If you missed it the first time around, you have another chance to pick up this 2006 stellar short story collection by one of our best writers (if "our" includes Canada). Anchor has re-released this fantastic, semi-autobiographical suite of stories that trace the life of a woman named Nell over a period of 60 or so years. Nell is seen from childhood, where she both loves and hates the "domestic arts" her mother introduces her to, on through to middle age, in which she becomes caretaker to her parents, sister and husband. Between those two bookends lies the fiery bulk of everyday life -- career, marriage, sex, home and, of course, books. Not every story in Moral Disorder is narrated by Nell, which adds a variety of viewpoints and impressions of the woman. The tales aren't in chronological order, either, which allows Atwood to swing to and fro among the years, filling the pages with observations on not only Nell's life but also "life as we've known it," the ins and outs of our culture during the past half-decade. Portraits of life at various schools and universities are like sharply cut diamonds, and Atwood's description of Nell's life on a farm with her husband is wild, rumbling and sensual, the literary equivalent of a sinuous jazz saxophone improvisation. All in all, Moral Disorder is warmer in tone, and often funnier, than most of Atwood's novels, but still finds the North Country's finest writer, as usual, celebrating humanity's limitless creativity and bemoaning its tendency toward pride and self-destructiveness.
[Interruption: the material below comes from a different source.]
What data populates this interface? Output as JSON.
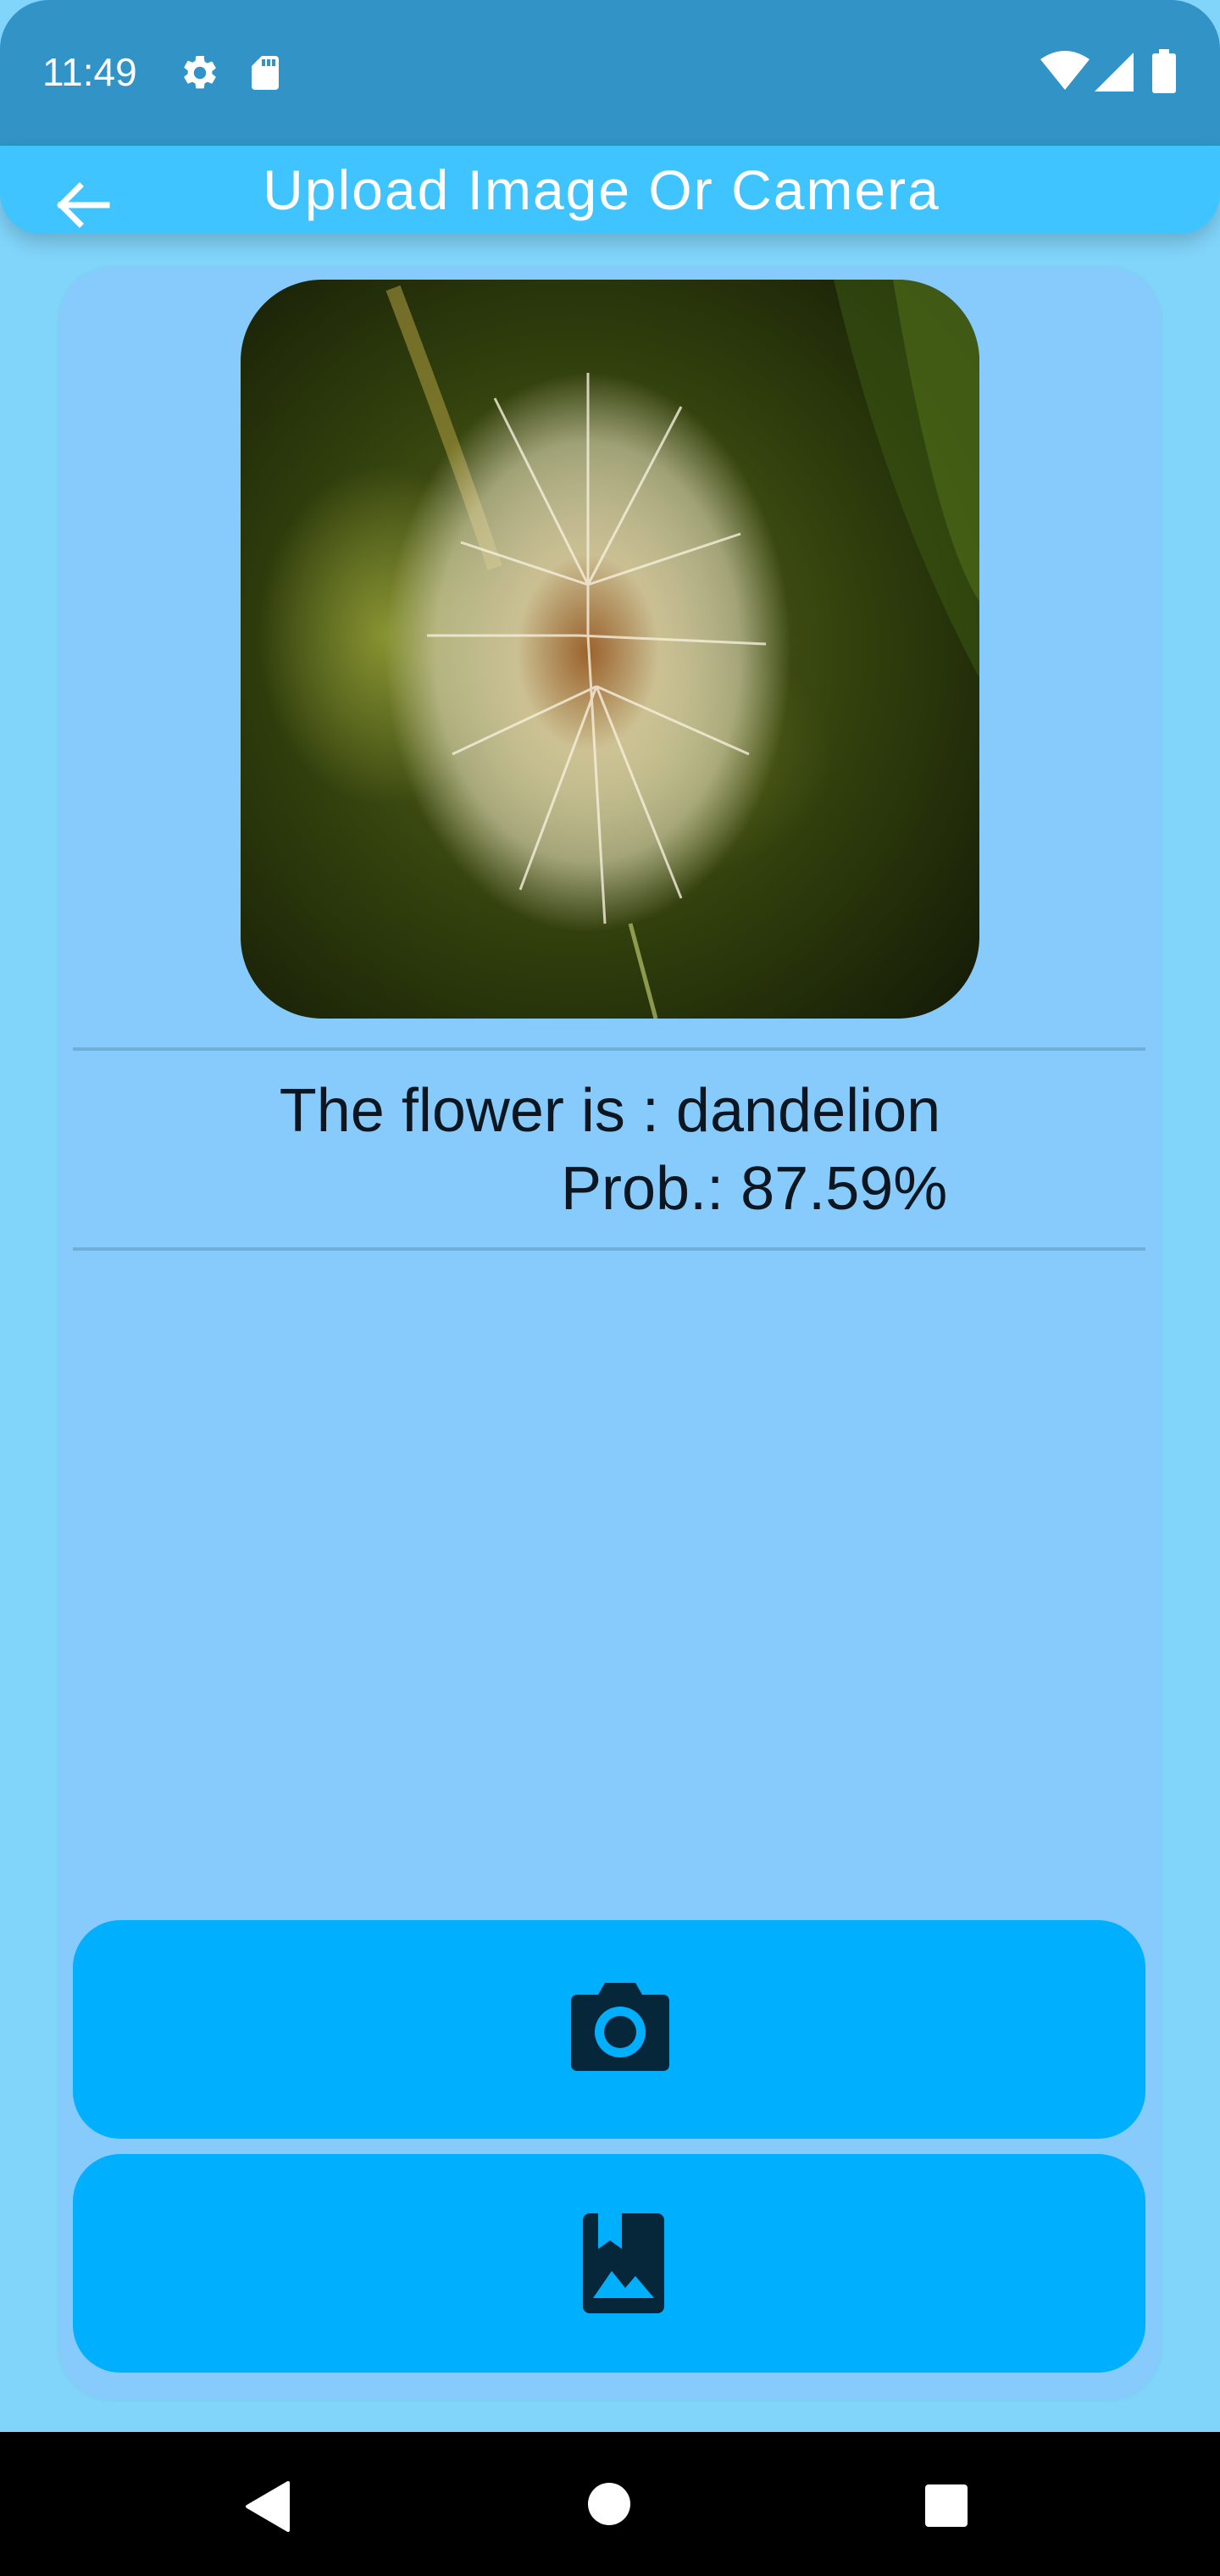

This book by the man who wrote the best-selling Hot Zone was unjustly under-hyped and underappreciated when it was released in hardback last year. Preston gives us a fascinating look at a dedicated subculture of people who climb and explore the world's tallest trees -- the 350+-feet tall redwoods of northern California. Beginning in the 1980s, these climbing enthusiasts, scientists and, for lack of a better term, explorers, developed safe techniques for climbing to the upper reaches of "the blue whales of the plant kingdom." Once up in these humongous trees' crowns, the adventurers discovered a separate world of plants and animals that hardly any humans had ever seen before. The giant trees are hosts to many other life forms including fern gardens, berry bushes and rhododendrons that grow out of the accumulated soil on the redwoods' branches. Types of birds and bugs seen almost nowhere else make the trees their homes, too, but the most amazing thing the climbers discovered was that the trees' canopies are often divided into foliage "caves," creating a maze-like environment most humans have never imagined. Great nature writing, compelling and odd characters, and a strong narrative flow make for a fascinating combination in a book that was an unexpected delight.
Acclaimed novelist Robert Stone (Dog Soldiers, Damascus Gate) released his long-awaited memoir of the 1960s last year and didn't disappoint. Stone's varied experiences in those days made him a kind of Forrest Gump of the psychedelic era, and his memoir shows it. The book often resembles the characters in the novels he started writing when the '60s ended: hard living on the edge; wicked, subversive humor; the rough-and-tumble, hallucinatory landscapes of the counterculture; and the decay and violence of war. An unanticipated highlight of Prime Green was Stone's recounting of his work in the early 1960s as a writer for sleazy tabloids in New York. At one of the papers (the kind that simply made up sensationalistic stories), a cover story about a "dead vampire found on the street in New York" had to be scrapped -- the designer, while drawing fangs on a woman's photo, had spilled ink all over the image's mouth and chin. Remember that these papers were completely black and white. Stone kept the now-splattered image and simply rewrote the "story" so that it fit his new headline, "Mad Dentist Cuts Out Woman's Tongue," and they went to press an hour later. Prime Green also features tales from a harrowing 1971 trip to Vietnam as a journalist, and, in between the newspaper and 'Nam episodes, a lengthy stint with Ken Kesey and his bus-touring Merry Pranksters at the heart of the counterculture's visions and contradictions. Stone's memoir is one of the few -- very few -- accounts of the now-mythologized 1960s that conveys the sprawling sense of possibility and hope felt by so many then, even as some, like Stone, noticed that things also seemed to be breaking apart around them.